The definition of a membrane is a thin, film-like structure that acts as a selective barrier or a separating structure that allows only certain particles or chemicals to pass through. A cell has an outer plasma membrane and an internal plasma membrane. The outer plasma membrane forms a barrier between the cell and its surroundings, controlling the traffic of molecules in and out of the cell, exhibiting the characteristics of a selective permeable membrane. The internal plasma membrane provides a structural order for the metabolism. A membrane’s structure is like a complex fluid mosaic. It is made up of proteins and molecules that are embedded in a phospholipid bilayer. The phospholipids are the main structural component of the membrane, the organization of the phospholipid bilayer allows the hydrophobic tails to be protected by the hydrophilic heads, due to the polarization of the heads and the non-polarity of the tails.

The proteins that are embedded in the membrane are either integral proteins or peripheral proteins. Integral proteins span the entire membrane but peripheral proteins are either on one side of the membrane or the other.

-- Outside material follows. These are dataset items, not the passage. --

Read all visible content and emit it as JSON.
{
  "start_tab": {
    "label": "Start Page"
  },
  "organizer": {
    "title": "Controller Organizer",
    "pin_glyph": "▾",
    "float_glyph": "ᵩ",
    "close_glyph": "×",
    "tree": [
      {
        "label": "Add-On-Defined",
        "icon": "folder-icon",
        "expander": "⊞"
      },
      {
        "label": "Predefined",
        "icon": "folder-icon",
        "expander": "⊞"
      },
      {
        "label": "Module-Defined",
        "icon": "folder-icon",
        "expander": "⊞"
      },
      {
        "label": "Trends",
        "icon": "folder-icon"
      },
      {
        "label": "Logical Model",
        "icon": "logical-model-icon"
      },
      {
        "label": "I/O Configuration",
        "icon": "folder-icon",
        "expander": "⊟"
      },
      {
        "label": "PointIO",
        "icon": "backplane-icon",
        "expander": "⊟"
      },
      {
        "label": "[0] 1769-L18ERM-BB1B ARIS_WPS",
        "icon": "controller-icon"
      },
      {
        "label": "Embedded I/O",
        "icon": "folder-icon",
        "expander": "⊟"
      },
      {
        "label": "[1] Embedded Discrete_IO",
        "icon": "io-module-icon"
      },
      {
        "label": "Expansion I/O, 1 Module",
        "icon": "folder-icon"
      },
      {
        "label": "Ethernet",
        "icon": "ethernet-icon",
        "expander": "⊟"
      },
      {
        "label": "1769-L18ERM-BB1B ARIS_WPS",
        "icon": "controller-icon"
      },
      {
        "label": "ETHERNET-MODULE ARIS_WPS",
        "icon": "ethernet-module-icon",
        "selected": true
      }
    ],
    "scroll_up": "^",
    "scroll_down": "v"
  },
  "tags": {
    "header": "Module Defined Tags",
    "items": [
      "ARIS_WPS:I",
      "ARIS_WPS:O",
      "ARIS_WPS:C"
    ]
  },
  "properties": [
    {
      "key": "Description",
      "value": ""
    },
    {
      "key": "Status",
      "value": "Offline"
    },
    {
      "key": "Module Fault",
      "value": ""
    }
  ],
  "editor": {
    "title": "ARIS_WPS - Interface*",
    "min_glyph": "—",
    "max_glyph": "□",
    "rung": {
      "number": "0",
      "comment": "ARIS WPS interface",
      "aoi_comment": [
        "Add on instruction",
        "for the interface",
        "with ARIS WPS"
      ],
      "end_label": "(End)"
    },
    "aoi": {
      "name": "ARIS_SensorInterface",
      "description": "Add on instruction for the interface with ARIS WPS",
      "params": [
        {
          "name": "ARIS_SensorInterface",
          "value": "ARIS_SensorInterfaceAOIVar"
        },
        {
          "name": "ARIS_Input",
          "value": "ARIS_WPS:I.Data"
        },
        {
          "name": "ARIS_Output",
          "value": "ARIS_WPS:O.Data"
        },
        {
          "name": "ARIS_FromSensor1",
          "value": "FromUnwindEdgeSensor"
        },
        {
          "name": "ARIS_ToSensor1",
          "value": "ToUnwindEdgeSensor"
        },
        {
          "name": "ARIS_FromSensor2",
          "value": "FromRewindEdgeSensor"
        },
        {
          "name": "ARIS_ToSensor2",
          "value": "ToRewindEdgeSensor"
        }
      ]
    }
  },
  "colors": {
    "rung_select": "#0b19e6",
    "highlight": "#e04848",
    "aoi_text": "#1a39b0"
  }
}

Though the structure of the membrane is made of phospholipids, most of the membranes functions are accomplished by the embedded proteins. There are many kinds of proteins and each have a specific function. There are cell-cell recognition  proteins that identify the type of cell and indicate what is the cell’s and what is “foreign.” Most of the cell-cell recognition proteins are  glycoproteins, which are short chain carbohydrates that attach onto the extracellular side of the membrane, all carbohydrate chains are very specific and vary between species, individuals and cell types, which is why they are used by the cell to make sure that nothing foreign enters that specific cell. Another type of protein that is embedded in the membrane are integrins. Integrins are the main integral protein that strengthens and provides structure to the membrane. There are also intercellular junction proteins, that help corresponding cells stick together to form tissues; enzymes, which activate the biochemical reactions that occur in the cells; and receptor proteins, which bind hormones and other substances to the outside of the cell allowing a change inside the cell to be triggered. The other protein that should be mentioned are the transport proteins, which have two different forms. There are passive transport proteins which do not require energy and allow soluble substances to pass through the membrane and there are active transport proteins that allows the cell to expend energy in order to transport water soluble substances against their concentration gradient.